El hombre que confunde plazos con un taco

Para cuando termines de leer este párrafo, Donald Trump podría haber emitido otro ultimátum. Habría trazado una línea roja brillante en la arena, una ola la habría borrado y él habría fingido que nunca estuvo allí. Esto no es especulación; es un método de gobierno. Su círculo íntimo lo llama “negociar”. Sus críticos, con gusto por la abreviatura culinaria, lo llaman TACO — Trump Always Chickens Out (Trump Siempre Se Acobarda). El acrónimo nació en mayo de 2025, acuñado por el periodista del Financial Times Robert Armstrong para describir el patrón de Trump de lanzar amenazas arancelarias y luego retroceder. Rápidamente ganó tracción en los medios porque el nombre encaja a la perfección: ruidoso por fuera, frágil, y vacío por dentro antes de dársele el primer mordisco.

El caso más reciente es su pas de deux con Vladímir Putin. Primero, Trump dio al líder ruso exactamente cincuenta días para acordar un alto el fuego en Ucrania. La precisión de la cifra —ni cuarenta y nueve, ni cincuenta y uno— sugería cálculo, quizá incluso estrategia. Pero estrategia es como un virus para Trump. A los pocos días, el plazo se redujo a doce días. El mensaje pretendía ser de urgencia; el efecto fue de autoparodia. ¿Y cuando terminó la cuenta atrás sin ningún avance significativo por parte de Rusia? Nada. Sin sanciones, sin presión, ni siquiera el equivalente diplomático de una mirada de desaprobación. En cambio, Trump anunció una cumbre que se celebraría en Alaska el 15 de agosto de 2025, sin concesiones sustanciales de Moscú mientras tanto: solo él y Putin, sin europeos, sin Zelenski. Y antes incluso de sentarse a la mesa, entregó el punto principal: Ucrania tendría que ceder el 20 % de su territorio, ya ocupado, y Rusia “intercambiaría” algo propio (quizá un campo de patatas de dos acres), una fórmula tan desigual que bien podría haberse redactado en el Kremlin. De hecho, las exigencias de Putin siguen incluyendo la neutralidad de Ucrania, su desmilitarización y su retirada de amplias regiones, exigencias rechazadas de plano por Kiev y sus aliados. Fue apaciguamiento como espectáculo previo, capitulación sin contienda.
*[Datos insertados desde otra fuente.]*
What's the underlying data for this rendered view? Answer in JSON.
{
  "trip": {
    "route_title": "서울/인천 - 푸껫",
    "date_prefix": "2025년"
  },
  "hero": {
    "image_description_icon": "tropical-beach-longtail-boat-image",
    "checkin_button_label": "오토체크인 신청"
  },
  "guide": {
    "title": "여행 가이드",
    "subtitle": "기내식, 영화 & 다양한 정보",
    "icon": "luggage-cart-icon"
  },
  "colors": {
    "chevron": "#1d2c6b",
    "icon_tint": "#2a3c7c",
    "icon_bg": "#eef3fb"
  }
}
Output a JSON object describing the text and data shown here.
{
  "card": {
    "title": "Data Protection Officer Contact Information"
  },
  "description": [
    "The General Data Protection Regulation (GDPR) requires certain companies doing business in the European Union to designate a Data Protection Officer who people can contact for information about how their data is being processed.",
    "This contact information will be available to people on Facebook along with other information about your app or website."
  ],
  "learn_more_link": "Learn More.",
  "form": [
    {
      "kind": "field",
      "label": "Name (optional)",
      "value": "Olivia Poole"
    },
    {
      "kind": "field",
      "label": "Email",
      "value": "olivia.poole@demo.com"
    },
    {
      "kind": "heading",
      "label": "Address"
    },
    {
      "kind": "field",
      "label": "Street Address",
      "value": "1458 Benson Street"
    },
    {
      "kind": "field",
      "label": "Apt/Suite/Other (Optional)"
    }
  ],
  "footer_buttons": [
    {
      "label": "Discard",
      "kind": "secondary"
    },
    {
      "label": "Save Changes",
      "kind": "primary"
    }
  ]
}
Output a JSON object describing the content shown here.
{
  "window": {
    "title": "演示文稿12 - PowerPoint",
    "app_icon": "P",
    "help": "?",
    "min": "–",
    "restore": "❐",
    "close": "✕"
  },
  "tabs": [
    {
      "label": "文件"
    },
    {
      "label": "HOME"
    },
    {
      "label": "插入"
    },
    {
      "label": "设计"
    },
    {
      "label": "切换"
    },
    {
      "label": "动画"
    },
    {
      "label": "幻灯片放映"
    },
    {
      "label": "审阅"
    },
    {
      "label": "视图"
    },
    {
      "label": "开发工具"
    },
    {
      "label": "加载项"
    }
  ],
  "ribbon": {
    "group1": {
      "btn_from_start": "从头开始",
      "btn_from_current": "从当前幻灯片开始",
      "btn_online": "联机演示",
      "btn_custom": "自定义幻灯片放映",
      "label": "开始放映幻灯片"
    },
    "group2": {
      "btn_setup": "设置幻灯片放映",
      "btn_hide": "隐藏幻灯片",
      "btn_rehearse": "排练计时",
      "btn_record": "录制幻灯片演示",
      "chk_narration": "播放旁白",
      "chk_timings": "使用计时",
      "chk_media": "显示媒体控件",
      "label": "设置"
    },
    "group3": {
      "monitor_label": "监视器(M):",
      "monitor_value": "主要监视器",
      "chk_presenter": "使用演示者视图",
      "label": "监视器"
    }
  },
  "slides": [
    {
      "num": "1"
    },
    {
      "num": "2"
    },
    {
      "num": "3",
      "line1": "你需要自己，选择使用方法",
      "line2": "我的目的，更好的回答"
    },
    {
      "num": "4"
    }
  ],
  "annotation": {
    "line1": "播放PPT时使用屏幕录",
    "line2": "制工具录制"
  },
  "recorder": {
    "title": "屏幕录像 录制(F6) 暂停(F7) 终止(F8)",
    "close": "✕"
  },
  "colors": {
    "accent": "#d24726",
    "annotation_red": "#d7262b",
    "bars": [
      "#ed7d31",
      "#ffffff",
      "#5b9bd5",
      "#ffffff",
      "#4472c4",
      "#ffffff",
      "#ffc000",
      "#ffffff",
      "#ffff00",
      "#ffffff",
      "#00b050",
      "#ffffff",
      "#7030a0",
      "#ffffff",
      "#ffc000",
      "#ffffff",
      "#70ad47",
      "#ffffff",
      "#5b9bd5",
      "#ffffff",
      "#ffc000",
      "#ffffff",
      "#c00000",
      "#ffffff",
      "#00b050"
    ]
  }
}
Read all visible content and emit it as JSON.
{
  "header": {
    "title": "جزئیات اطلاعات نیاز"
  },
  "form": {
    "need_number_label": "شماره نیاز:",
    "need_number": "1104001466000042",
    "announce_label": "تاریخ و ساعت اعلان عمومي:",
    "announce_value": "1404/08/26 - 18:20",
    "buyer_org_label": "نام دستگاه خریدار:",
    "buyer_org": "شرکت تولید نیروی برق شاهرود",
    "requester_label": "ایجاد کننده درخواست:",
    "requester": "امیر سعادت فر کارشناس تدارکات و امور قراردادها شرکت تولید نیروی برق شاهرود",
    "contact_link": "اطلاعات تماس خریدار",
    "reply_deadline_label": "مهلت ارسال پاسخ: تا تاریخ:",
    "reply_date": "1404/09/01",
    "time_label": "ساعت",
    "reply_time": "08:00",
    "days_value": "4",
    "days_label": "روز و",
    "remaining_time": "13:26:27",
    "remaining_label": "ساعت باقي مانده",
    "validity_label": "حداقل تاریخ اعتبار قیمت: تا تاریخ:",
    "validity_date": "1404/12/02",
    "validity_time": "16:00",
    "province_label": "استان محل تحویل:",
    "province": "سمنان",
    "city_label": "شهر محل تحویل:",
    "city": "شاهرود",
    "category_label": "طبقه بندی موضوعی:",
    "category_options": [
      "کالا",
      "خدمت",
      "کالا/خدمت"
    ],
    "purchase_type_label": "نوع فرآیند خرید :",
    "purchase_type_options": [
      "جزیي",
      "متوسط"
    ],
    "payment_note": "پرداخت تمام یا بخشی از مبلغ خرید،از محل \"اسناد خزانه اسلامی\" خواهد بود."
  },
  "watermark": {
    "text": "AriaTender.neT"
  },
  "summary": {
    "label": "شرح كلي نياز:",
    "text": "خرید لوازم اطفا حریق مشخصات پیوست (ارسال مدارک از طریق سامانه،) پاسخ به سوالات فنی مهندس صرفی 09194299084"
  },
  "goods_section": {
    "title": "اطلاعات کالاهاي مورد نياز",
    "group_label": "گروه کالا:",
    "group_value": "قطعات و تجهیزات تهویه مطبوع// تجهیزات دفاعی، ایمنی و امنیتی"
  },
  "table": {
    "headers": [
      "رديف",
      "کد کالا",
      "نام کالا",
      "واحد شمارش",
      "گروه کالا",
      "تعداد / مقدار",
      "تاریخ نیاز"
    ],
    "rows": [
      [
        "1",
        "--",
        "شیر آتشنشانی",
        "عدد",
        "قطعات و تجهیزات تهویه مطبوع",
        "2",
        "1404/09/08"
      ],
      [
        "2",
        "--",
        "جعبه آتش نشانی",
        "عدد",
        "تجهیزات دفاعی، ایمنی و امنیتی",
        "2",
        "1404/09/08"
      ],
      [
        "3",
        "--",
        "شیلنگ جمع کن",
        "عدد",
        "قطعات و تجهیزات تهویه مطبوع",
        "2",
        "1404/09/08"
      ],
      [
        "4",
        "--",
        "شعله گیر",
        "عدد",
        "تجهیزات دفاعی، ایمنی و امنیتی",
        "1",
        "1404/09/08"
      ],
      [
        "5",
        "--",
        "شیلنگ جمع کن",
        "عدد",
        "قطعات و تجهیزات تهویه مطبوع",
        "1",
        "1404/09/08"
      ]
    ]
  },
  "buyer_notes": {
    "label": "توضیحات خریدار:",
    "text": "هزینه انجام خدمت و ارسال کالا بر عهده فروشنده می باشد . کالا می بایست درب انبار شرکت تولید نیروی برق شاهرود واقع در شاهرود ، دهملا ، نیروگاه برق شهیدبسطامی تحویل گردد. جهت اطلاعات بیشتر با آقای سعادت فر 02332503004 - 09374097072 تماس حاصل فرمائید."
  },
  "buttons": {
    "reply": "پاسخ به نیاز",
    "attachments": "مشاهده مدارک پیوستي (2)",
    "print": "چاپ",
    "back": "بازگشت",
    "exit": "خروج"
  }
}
Si se tratara de un único lapsus, uno podría atribuirlo al cansancio o a un mal consejo. Pero la primera gran prueba de concepto de la diplomacia TACO llegó en 2017, cuando Trump amenazó a Corea del Norte con “fuego y furia como el mundo nunca ha visto” si continuaba con sus provocaciones nucleares. Era el tipo de frase que hace que los asesores del Pentágono busquen mapas de búnkeres y que los productores de noticias por cable preparen titulares rojos. Pero al año siguiente, el pulso nuclear dio paso a un ritual de cortejo inédito en la geopolítica moderna. Kim Jong-un, antes “Pequeño Hombre Cohete”, pasó a ser “Presidente Kim”, luego simplemente “Kim” y, finalmente, según Trump, el tipo de amigo por correspondencia cuyas cartas guardarías en una caja de zapatos bajo la cama.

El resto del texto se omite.